A sly smile I failed to suppress spread across my face. “I think I like the idea of you watching me.”

Again, my bold words, ones that were supposed to stay inside my head, left his faced pinched in a mixture of worry and concern. I had never been like this with any man, but Khane brought out a brazenness that I usually stamped down for the sake of being the good girl, the gentle Evans, the lovable Desiree. With Khane, I wanted to unleash everything I kept suppressed and throw caution to the wind. I wanted to embrace my desires, and I wanted him to be the one to satisfy them.

It was in the way he looked at me. There was lust, but it was all stuffed behind a look of longing for something with more depth. There was an endearing curiosity there, and I could have been interpreting it wrong, but it almost seemed like he was asking himself, what if?

When our gazes met again, we lived a lifetime in the connection that sped up the flow of everything inside me, my pulse, my blood, the currents of my desire. Never before had I dissected the way I reacted to someone and explored their every action and reaction. The notion was enough to drive home the conclusion that Khane and I were sharing something special, something rare, precious, and hard to come by.

When the swirling force of our chemistry grew too thick, he left my side to sit on the patio sofa, and I turned to the view for relief.

Eventually, I turned away from the view, ignoring the splendor set in front of me to feast on the man that called to me louder than any sound ever to pierce time and space.

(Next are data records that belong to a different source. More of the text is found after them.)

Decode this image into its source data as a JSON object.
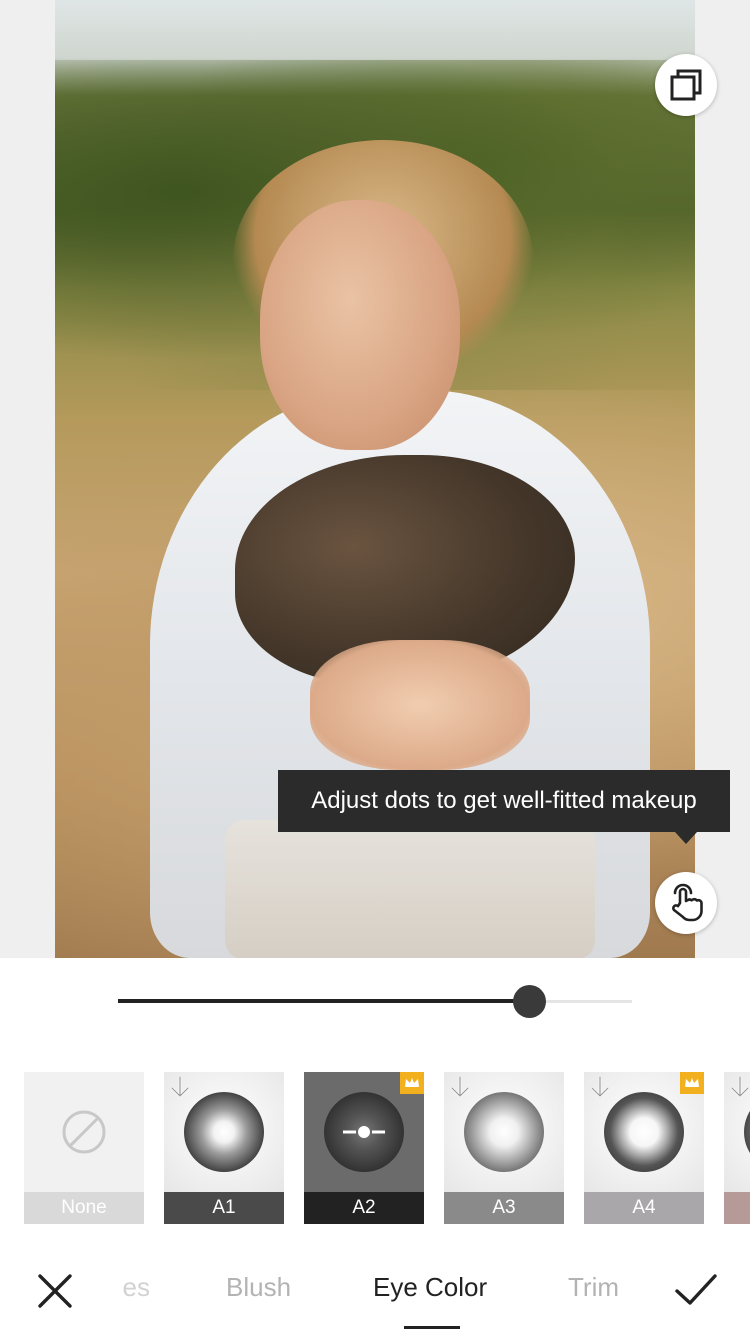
{
  "tooltip": {
    "text": "Adjust dots to get well-fitted makeup"
  },
  "intensity_slider": {
    "value": 0.8
  },
  "presets": [
    {
      "label": "None",
      "downloadable": false,
      "premium": false,
      "selected": false
    },
    {
      "label": "A1",
      "downloadable": true,
      "premium": false,
      "selected": false
    },
    {
      "label": "A2",
      "downloadable": false,
      "premium": true,
      "selected": true
    },
    {
      "label": "A3",
      "downloadable": true,
      "premium": false,
      "selected": false
    },
    {
      "label": "A4",
      "downloadable": true,
      "premium": true,
      "selected": false
    }
  ],
  "tabs": {
    "partial_label": "es",
    "blush_label": "Blush",
    "eye_color_label": "Eye Color",
    "trim_label": "Trim",
    "active": "Eye Color"
  },
  "colors": {
    "accent_premium": "#f2b01e",
    "tooltip_bg": "#2b2b2b",
    "selected_label_bg": "#222222"
  },
  "icons": {
    "compare": "compare-icon",
    "touch": "touch-hand-icon",
    "close": "close-icon",
    "confirm": "checkmark-icon",
    "none": "no-symbol-icon",
    "download": "download-arrow-icon",
    "premium": "crown-icon"
  }
}
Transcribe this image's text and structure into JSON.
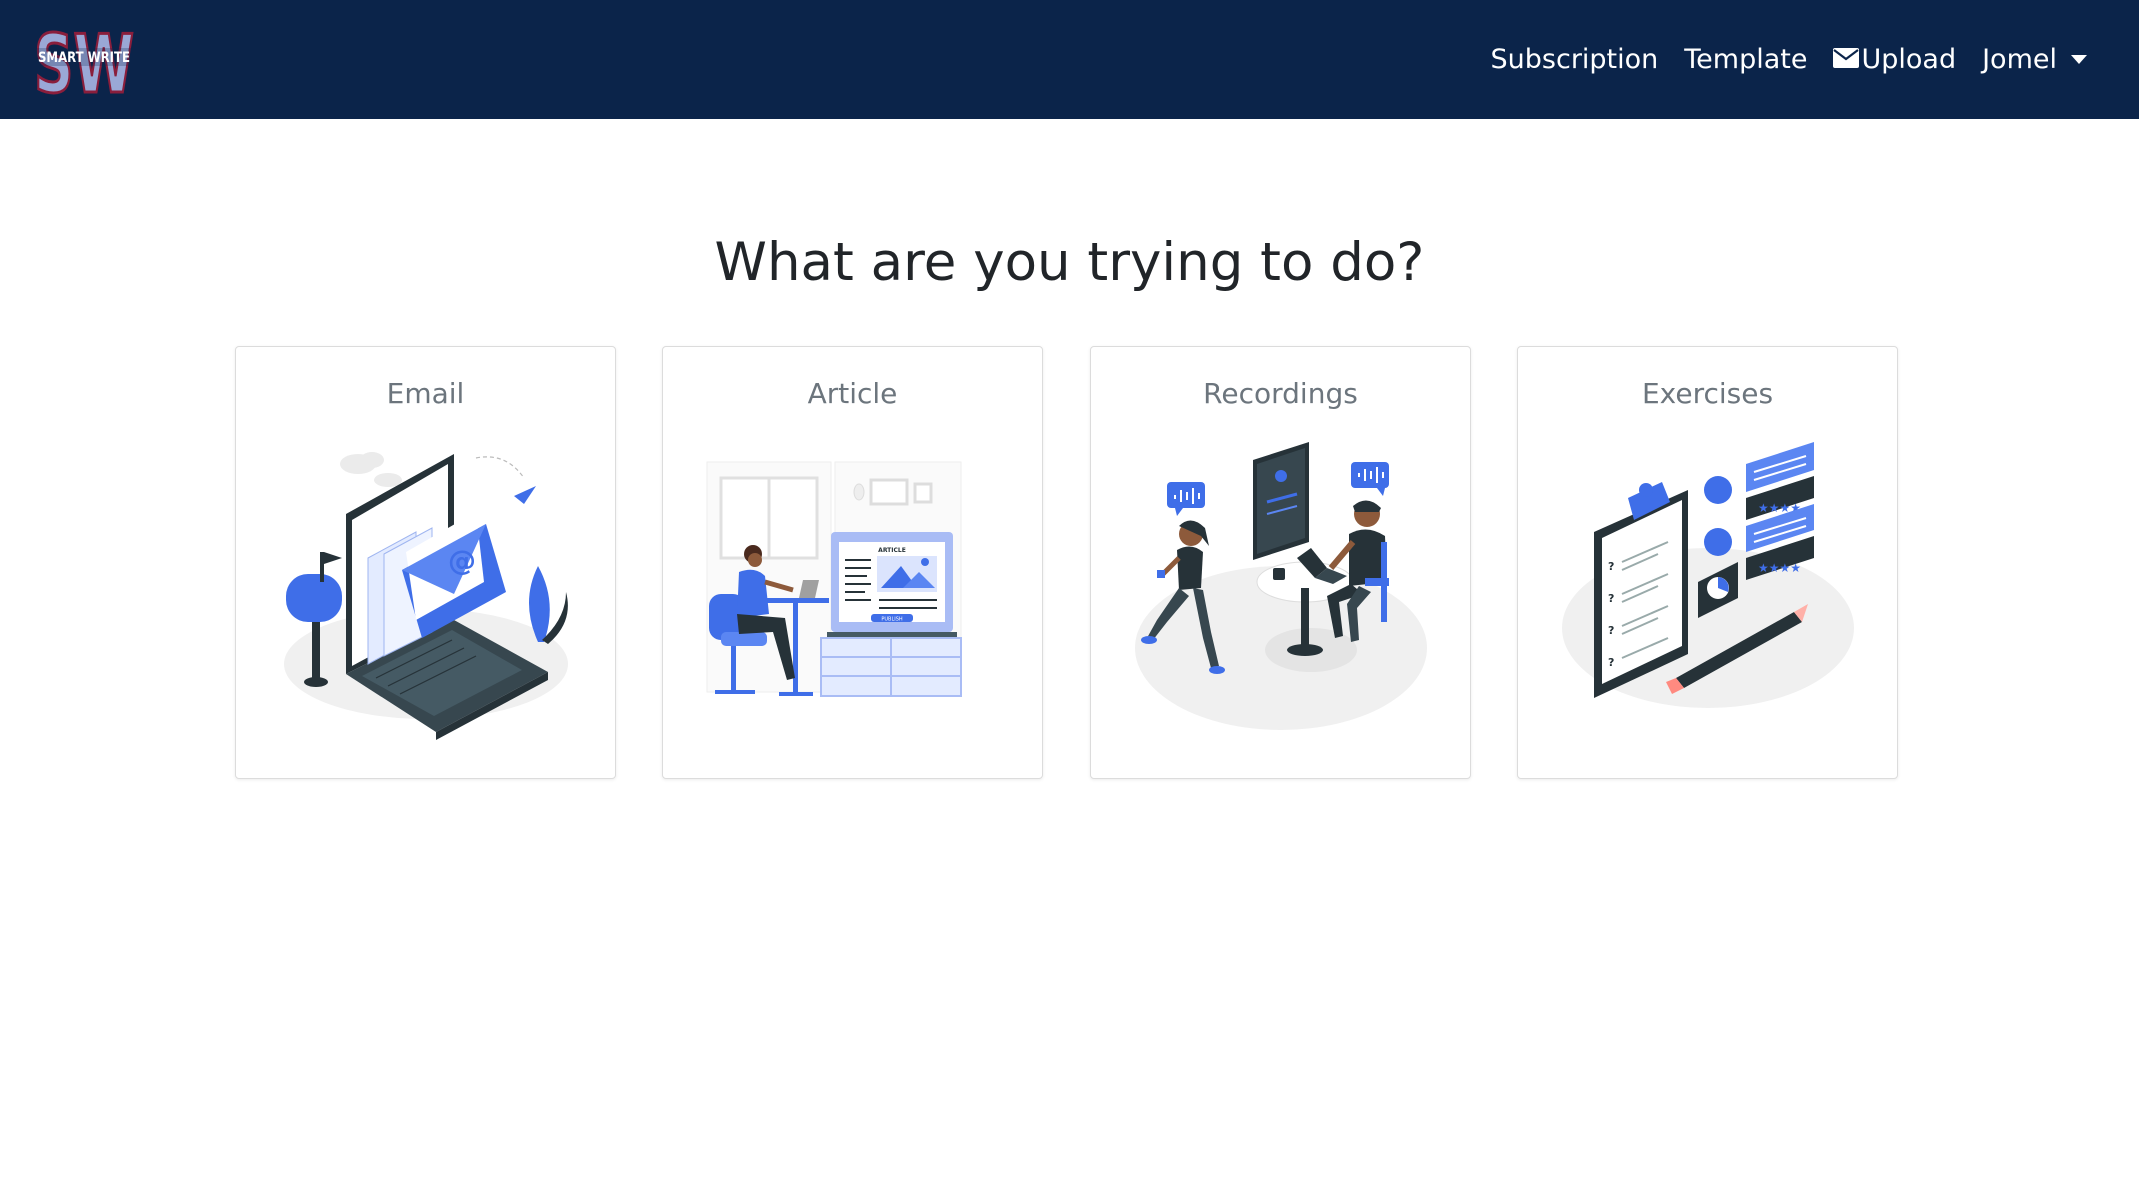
{
  "header": {
    "logo_text": "SMART WRITE",
    "logo_letters": "SW",
    "nav": {
      "subscription": "Subscription",
      "template": "Template",
      "upload": "Upload",
      "user": "Jomel"
    }
  },
  "main": {
    "title": "What are you trying to do?",
    "cards": [
      {
        "label": "Email",
        "icon": "email-illustration"
      },
      {
        "label": "Article",
        "icon": "article-illustration"
      },
      {
        "label": "Recordings",
        "icon": "recordings-illustration"
      },
      {
        "label": "Exercises",
        "icon": "exercises-illustration"
      }
    ]
  },
  "colors": {
    "navbar": "#0b244a",
    "accent": "#3f6ee8",
    "text": "#212529",
    "muted": "#6c757d"
  }
}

Khane was patient with me and out of respect to my unorthodox engagement with his brother, he tiptoed around his attraction for me. The man had shared his kitchen with me, an endeavor I had enjoyed beyond measure. He had painted my nails, a gift as precious as if he had given me a ring. He knew how to put a genuine smile on my face, all without long, drawn out conversations or jokes. He didn’t force our connection, it happened naturally.

He shared my love for gothic art and appreciated the creation of nontraditional artistry and design. He ignited a spark in me that I realized had never been stoked. Where had he been all my man-wandering-without-a-connection life?

It may not be today, may not even be next week, but if Arjen didn’t come back soon, the fire between Khane and me was destined to burn away our control. My problem: I wasn’t so sure I would make an effort to stomp out the flames.

How was I supposed to stop something that was hell to control and rocked me so hard it vibrated my bones?